Greetings Currently GHC supports two kinds of threads - pinned to a specific capability (bound threads) and those it can migrate between any capabilities (unbound threads). For purposes of achieving lower latency in Haskell applications it would be nice to have something in between - threads GHC can migrate but within a certain subset of capabilities only. I'm developing a program that contains several kinds of threads - those that do little work and sensitive to latency and those that can spend more CPU time and less latency sensitive. I looked into several cases of increased latency in those sensitive threads (using GHC eventlog) and in all cases sensitive threads were waiting for non-sensitive threads to finish working. I was able to reduce worst case latency by factor of 10 by pinning all the threads in the program to specific capability but manually distributing threads (60+ of them) between capabilities (several different machines with different numbers of cores available) seems very fragile. World stopping GC is still a problem but at least in my case is much less frequently so.

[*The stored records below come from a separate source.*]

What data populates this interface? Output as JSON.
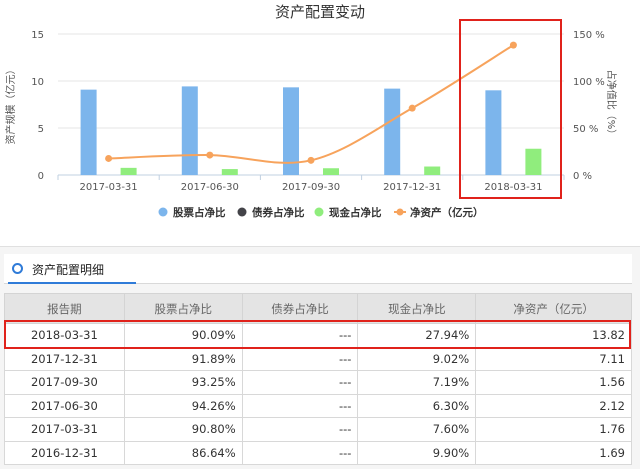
{
  "chart_data": {
    "type": "bar",
    "title": "资产配置变动",
    "categories": [
      "2017-03-31",
      "2017-06-30",
      "2017-09-30",
      "2017-12-31",
      "2018-03-31"
    ],
    "y_left_label": "资产规模（亿元）",
    "y_left_ticks": [
      "0",
      "5",
      "10",
      "15"
    ],
    "y_left_lim": [
      0,
      15
    ],
    "y_right_label": "占净值比（%）",
    "y_right_ticks": [
      "0 %",
      "50 %",
      "100 %",
      "150 %"
    ],
    "y_right_lim": [
      0,
      150
    ],
    "grid": true,
    "legend_position": "bottom",
    "series": [
      {
        "name": "股票占净比",
        "type": "bar",
        "axis": "right",
        "color": "#7cb5ec",
        "values": [
          90.8,
          94.26,
          93.25,
          91.89,
          90.09
        ]
      },
      {
        "name": "债券占净比",
        "type": "bar",
        "axis": "right",
        "color": "#434348",
        "values": [
          0,
          0,
          0,
          0,
          0
        ]
      },
      {
        "name": "现金占净比",
        "type": "bar",
        "axis": "right",
        "color": "#90ed7d",
        "values": [
          7.6,
          6.3,
          7.19,
          9.02,
          27.94
        ]
      },
      {
        "name": "净资产（亿元）",
        "type": "line",
        "axis": "left",
        "color": "#f7a35c",
        "values": [
          1.76,
          2.12,
          1.56,
          7.11,
          13.82
        ]
      }
    ]
  },
  "section": {
    "title": "资产配置明细"
  },
  "table": {
    "headers": [
      "报告期",
      "股票占净比",
      "债券占净比",
      "现金占净比",
      "净资产（亿元）"
    ],
    "rows": [
      [
        "2018-03-31",
        "90.09%",
        "---",
        "27.94%",
        "13.82"
      ],
      [
        "2017-12-31",
        "91.89%",
        "---",
        "9.02%",
        "7.11"
      ],
      [
        "2017-09-30",
        "93.25%",
        "---",
        "7.19%",
        "1.56"
      ],
      [
        "2017-06-30",
        "94.26%",
        "---",
        "6.30%",
        "2.12"
      ],
      [
        "2017-03-31",
        "90.80%",
        "---",
        "7.60%",
        "1.76"
      ],
      [
        "2016-12-31",
        "86.64%",
        "---",
        "9.90%",
        "1.69"
      ]
    ]
  },
  "colors": {
    "highlight": "#e0221b",
    "accent": "#2f7bd8"
  }
}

It would be nice to be able to allow GHC runtime to migrate a thread between a subset of capabilities using interface similar to this one: -- creates a thread that is allowed to migrate between capabilities according to following rule: ghc is allowed to run this thread on Nth capability if Nth `mod` size_of_word bit in mask is set. forkOn' :: Int -> IO () -> IO ThreadId forkOn' mask act = undefined This should allow to define up to 64 (32) distinct groups and allow user to break down their threads into bigger number of potentially intersecting groups by specifying things like capability 0 does latency sensitive things, caps 1..5 - less sensitive things, caps 6-7 bulk things. Anything obvious I'm missing? Any recommendations to how to implement this?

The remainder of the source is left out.